- Agronomic: corn, rye
- Crop Production: cover crops, fertilizers, nutrient management
Problem and justification: Inclusion of cover crops in conservation tillage crop production systems in the Northeast has centered around erosion control and nutrient management. In particular, cereal cover crops are used after corn harvest to scavenge residual nitrogen (N). Since interest has grown in producing more cover crop biomass for soil health, forage, water and N management, and weed suppression, producers are now delaying cover crop termination prior to corn planting to take advantage of these benefits. This trend poses a challenge in corn production as producers have increasingly switched to split-N applications (i.e. starter and sidedress) to improve N use efficiency for both optimal yield and environmental stewardship. The combination of management changes poses a challenge in corn production. More mature cereal cover crops have greater C:N, which can significantly decrease N availability due to immobilization for early season corn growth and development. As a result, producers at cover crop extension events routinely inquire about the need to adjust N management to compensate for early corn N needs. Further, these producers are concerned as to whether they need to increase the total N application rate. Such N management decisions present both production and environmental management challenges for producers and the public.
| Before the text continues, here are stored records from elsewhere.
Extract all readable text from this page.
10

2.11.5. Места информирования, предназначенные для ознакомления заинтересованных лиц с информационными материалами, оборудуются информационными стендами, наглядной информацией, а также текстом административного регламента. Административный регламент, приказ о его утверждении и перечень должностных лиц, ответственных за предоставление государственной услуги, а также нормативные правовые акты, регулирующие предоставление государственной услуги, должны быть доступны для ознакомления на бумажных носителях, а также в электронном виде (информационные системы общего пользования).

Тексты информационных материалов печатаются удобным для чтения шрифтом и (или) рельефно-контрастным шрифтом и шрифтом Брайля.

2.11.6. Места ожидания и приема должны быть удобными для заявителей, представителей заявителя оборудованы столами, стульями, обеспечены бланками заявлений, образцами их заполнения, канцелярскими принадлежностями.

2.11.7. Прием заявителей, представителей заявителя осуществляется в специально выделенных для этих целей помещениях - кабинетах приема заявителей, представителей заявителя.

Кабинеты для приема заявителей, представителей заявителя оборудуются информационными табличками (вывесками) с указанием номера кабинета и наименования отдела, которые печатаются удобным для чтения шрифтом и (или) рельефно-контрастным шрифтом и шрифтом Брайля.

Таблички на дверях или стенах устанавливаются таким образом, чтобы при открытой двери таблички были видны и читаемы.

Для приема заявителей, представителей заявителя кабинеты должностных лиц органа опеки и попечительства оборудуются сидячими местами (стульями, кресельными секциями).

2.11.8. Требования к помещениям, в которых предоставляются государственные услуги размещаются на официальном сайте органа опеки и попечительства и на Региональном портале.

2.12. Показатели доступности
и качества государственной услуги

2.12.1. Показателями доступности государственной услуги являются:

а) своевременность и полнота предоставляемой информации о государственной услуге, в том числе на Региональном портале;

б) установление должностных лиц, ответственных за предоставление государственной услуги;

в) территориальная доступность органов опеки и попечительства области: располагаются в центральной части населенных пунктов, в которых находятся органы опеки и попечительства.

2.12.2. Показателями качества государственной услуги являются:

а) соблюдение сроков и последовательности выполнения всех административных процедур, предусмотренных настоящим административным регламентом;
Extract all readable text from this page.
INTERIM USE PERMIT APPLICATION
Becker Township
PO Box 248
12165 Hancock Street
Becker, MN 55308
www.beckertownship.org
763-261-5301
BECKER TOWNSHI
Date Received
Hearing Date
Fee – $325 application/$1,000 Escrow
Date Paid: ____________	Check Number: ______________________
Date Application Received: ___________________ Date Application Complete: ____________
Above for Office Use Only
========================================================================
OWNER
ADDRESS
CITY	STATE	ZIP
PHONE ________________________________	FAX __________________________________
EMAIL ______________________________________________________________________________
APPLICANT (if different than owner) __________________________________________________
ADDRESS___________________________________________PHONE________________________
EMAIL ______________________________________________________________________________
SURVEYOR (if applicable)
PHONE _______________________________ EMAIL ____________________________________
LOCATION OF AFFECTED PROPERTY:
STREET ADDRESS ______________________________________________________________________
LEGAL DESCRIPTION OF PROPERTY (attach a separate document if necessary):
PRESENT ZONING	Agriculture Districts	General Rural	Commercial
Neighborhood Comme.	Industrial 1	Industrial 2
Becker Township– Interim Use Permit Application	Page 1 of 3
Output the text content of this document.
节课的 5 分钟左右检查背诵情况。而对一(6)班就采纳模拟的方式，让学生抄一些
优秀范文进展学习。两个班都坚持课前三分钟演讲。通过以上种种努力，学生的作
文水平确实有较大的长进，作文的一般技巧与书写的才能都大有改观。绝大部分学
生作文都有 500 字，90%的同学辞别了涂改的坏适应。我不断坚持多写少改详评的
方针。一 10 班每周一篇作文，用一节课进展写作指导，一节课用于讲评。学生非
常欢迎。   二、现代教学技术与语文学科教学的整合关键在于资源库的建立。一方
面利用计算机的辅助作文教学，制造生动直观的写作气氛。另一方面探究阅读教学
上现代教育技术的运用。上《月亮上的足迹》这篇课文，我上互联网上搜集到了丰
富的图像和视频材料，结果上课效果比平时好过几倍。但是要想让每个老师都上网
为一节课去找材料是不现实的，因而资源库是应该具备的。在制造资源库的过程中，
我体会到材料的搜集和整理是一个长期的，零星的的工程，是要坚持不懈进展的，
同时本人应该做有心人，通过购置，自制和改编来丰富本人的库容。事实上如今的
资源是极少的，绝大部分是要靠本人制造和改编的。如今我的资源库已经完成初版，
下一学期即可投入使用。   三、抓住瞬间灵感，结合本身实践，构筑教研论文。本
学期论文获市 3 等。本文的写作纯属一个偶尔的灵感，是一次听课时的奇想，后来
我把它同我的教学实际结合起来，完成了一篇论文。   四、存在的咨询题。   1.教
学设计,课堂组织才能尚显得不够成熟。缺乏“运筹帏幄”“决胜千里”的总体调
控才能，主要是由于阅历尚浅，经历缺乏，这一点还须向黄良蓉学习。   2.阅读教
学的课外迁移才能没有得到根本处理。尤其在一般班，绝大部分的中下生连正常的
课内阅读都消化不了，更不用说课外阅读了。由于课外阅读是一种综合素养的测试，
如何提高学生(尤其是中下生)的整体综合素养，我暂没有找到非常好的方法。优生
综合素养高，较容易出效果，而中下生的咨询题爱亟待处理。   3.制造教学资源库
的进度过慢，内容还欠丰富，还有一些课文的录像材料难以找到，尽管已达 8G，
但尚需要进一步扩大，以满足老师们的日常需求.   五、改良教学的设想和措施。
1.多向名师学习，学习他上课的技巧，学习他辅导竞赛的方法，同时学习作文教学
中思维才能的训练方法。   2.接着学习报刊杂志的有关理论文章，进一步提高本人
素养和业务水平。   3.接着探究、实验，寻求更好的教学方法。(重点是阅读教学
Solution and approach: There is a critical need to examine both early-season N management in field corn production as well as the overall fertilizer rate needed across a gradient of cereal rye biomass. To address these concerns, we will conduct field studies across the Northeast region from MA to DE to characterize cover crop-based no-till field corn performance. Field studies will establish gradients of starter and sidedress N rates at standard and high total N application rates across a range of cereal rye biomass (Attachment 1). Our research, in combination with a strong Outreach and Education program, will provide sound management and environmental solutions addressing the needs of producers and the public. The education component, which complements the research component, will be carried out through presentations at meetings and conferences and on-site field days, articles for in-season newsletters, and updating written extension publications. Outreach efforts feature the support of project personnel to assist farmers who wish to experiment with delaying cereal rye termination. Outreach goals will be met using traditional approaches and in conjunction with Northeast Cover Crops Council activities and events
Performance targets from proposal:
A total of 60 farmers in DE, MA, MD, NY, and PA will terminate cereal rye 2-4 weeks later than they usually would (April vs. early March) on 2,400 acres, doubling the average amount of cereal rye biomass produced and preventing the leaching of 45,000 lbs N into local watersheds.